Personal information
- Born: June 15, 1989 (age 36) Margate, Florida, U.S.
- Height: 6 ft 2 in (1.88 m)
- Weight: 255 lb (116 kg)

Career information
- High school: Coconut Creek (FL)
- College: Rutgers
- NFL draft: 2011: undrafted

Career history
- Miami Dolphins (2011)*; Chicago Rush (2011)*; Miami Dolphins (2011–2014); New England Patriots (2015–2016); Baltimore Ravens (2017); Jacksonville Jaguars (2017); New England Patriots (2017); New Orleans Saints (2017); Detroit Lions (2018)*;
- * Offseason and/or practice squad member only

Awards and highlights
- Super Bowl champion (LI);

Career NFL statistics
- Total tackles: 108
- Sacks: 2.0
- Forced fumbles: 2
- Fumble recoveries: 2
- Pass deflections: 1
- Stats at Pro Football Reference

= Jonathan Freeny =

American football player (born 1989)

Jonathan Freeny (born June 15, 1989) is an American former professional football player who was a linebacker in the National Football League (NFL).
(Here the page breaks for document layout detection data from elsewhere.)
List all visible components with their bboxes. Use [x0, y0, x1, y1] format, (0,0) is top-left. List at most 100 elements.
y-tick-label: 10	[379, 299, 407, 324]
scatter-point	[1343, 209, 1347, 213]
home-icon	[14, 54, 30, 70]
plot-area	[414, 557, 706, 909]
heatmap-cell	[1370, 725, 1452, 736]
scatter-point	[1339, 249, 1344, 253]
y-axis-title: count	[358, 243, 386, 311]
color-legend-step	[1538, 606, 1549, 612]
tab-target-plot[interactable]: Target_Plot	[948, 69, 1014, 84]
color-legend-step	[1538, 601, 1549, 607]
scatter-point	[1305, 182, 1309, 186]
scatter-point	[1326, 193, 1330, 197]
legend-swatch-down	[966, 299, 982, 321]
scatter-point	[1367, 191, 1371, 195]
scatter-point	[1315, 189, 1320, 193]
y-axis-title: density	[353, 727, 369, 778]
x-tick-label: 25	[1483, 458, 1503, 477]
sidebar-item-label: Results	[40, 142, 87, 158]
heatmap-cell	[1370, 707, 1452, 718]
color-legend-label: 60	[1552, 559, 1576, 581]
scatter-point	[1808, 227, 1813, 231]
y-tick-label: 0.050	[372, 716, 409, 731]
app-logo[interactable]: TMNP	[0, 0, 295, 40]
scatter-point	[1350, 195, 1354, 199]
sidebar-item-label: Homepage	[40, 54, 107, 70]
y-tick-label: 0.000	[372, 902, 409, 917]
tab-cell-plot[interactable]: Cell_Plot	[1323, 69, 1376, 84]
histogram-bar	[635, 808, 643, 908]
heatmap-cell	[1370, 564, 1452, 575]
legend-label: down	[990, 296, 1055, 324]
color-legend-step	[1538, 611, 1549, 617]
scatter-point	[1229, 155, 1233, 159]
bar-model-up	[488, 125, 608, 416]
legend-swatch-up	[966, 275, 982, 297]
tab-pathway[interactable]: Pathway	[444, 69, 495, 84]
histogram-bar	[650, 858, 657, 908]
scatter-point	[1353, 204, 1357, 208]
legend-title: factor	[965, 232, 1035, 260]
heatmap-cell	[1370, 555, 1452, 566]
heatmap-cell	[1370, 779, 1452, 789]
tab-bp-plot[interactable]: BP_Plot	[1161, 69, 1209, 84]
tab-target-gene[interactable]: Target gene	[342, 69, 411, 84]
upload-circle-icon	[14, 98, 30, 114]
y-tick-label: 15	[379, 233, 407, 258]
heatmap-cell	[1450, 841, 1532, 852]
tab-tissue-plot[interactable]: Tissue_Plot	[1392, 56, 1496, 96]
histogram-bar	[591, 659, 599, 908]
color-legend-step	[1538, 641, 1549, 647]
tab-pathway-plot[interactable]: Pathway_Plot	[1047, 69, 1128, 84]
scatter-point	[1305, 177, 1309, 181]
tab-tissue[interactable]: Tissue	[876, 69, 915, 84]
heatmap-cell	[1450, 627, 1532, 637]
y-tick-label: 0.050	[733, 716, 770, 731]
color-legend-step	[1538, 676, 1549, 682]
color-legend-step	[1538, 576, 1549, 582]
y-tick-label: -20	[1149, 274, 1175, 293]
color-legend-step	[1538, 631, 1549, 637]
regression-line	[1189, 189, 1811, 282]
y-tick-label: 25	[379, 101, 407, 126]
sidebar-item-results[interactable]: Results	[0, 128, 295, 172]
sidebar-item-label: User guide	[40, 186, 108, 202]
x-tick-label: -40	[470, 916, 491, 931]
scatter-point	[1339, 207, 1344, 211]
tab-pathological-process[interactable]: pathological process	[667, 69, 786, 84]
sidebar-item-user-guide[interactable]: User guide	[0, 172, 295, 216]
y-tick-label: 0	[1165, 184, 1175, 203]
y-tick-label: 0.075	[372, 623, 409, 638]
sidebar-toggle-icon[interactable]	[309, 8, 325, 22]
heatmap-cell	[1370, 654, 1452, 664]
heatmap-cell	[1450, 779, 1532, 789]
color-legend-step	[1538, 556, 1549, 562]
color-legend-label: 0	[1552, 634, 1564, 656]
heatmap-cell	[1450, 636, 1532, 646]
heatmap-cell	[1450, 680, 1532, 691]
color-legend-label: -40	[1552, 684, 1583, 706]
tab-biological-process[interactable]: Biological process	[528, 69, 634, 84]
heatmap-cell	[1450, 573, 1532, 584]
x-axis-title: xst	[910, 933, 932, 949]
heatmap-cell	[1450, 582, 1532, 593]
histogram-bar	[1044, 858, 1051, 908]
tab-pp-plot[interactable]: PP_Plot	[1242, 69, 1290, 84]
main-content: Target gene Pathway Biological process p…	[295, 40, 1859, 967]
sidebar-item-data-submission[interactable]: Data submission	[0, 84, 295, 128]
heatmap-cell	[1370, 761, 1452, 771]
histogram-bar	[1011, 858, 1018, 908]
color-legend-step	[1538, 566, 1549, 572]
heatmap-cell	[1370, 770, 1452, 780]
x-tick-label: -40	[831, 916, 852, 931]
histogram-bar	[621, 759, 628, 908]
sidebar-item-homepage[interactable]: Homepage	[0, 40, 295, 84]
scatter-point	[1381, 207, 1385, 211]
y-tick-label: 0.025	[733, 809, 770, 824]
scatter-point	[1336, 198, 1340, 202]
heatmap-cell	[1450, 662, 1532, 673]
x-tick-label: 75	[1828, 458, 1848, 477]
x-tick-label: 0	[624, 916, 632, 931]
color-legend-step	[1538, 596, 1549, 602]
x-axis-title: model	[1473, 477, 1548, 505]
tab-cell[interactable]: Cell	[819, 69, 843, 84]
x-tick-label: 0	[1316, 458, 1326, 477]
He played college football for the Rutgers Scarlet Knights. He was also a member of the Miami Dolphins, Chicago Rush, Baltimore Ravens, Jacksonville Jaguars, New England Patriots, New Orleans Saints, and Detroit Lions.

==College career==
Freeny chose to accept a scholarship to Rutgers University due to then head coach Greg Schiano's connections to South Florida from his time with the University of Miami. Freeny would play 46 games at Rutgers and primarily played at defensive end and linebacker.

==Professional career==

===Miami Dolphins===
Freeny signed with the Miami Dolphins as an undrafted free agent on July 28, 2011. He was released by the team on September 3, 2011.

===Chicago Rush===
Freeny was assigned to the Chicago Rush on October 4, 2011. He was exempted by the Rush on December 6, 2011.

===Miami Dolphins===
Freeny was signed to the Dolphins' practice squad on December 7, 2011. He then spent the following 3 seasons on the Dolphins active roster. At the end of the 2014 season Freeny became a restricted free agent but was not tendered a contract by Miami and therefore became an unrestricted free agent.

===New England Patriots===
On March 12, 2015, Freeny signed with the New England Patriots on a one-year deal. On September 24, 2015, the Patriots extended Freeny's contract through 2016 after emerging as a core special teamer. He played in 13 regular season games with seven starts registering 43 tackles, one sack, one pass breakup, one forced fumble, two fumble recoveries and two special teams tackles.

On August 27, 2016, the Patriots signed Freeny to a two-year contract extension. He was placed on injured reserve on October 15, 2016 with a shoulder injury.

On February 5, 2017, Freeny's Patriots appeared in Super Bowl LI. In the game, the Patriots defeated the Atlanta Falcons by a score of 34–28 in overtime.

On September 2, 2017, Freeny was released by the Patriots.

===Baltimore Ravens===
On September 27, 2017, Freeny signed with the Baltimore Ravens. He was released on October 17, 2017.

===Jacksonville Jaguars===
On October 24, 2017, Freeny signed with the Jacksonville Jaguars, but was released four days later.

===New England Patriots (second stint)===
On December 6, 2017, Freeny was re-signed by the Patriots, but was released one week later.

===New Orleans Saints===
On December 14, 2017, Freeny was claimed off waivers by the New Orleans Saints.

===Detroit Lions===
On March 26, 2018, Freeny signed with the Detroit Lions, reuniting him with former defensive coordinator in New England, Matt Patricia. He was released on September 1, 2018.

==Personal life==
Freeny is distant cousins with Dwight Freeney.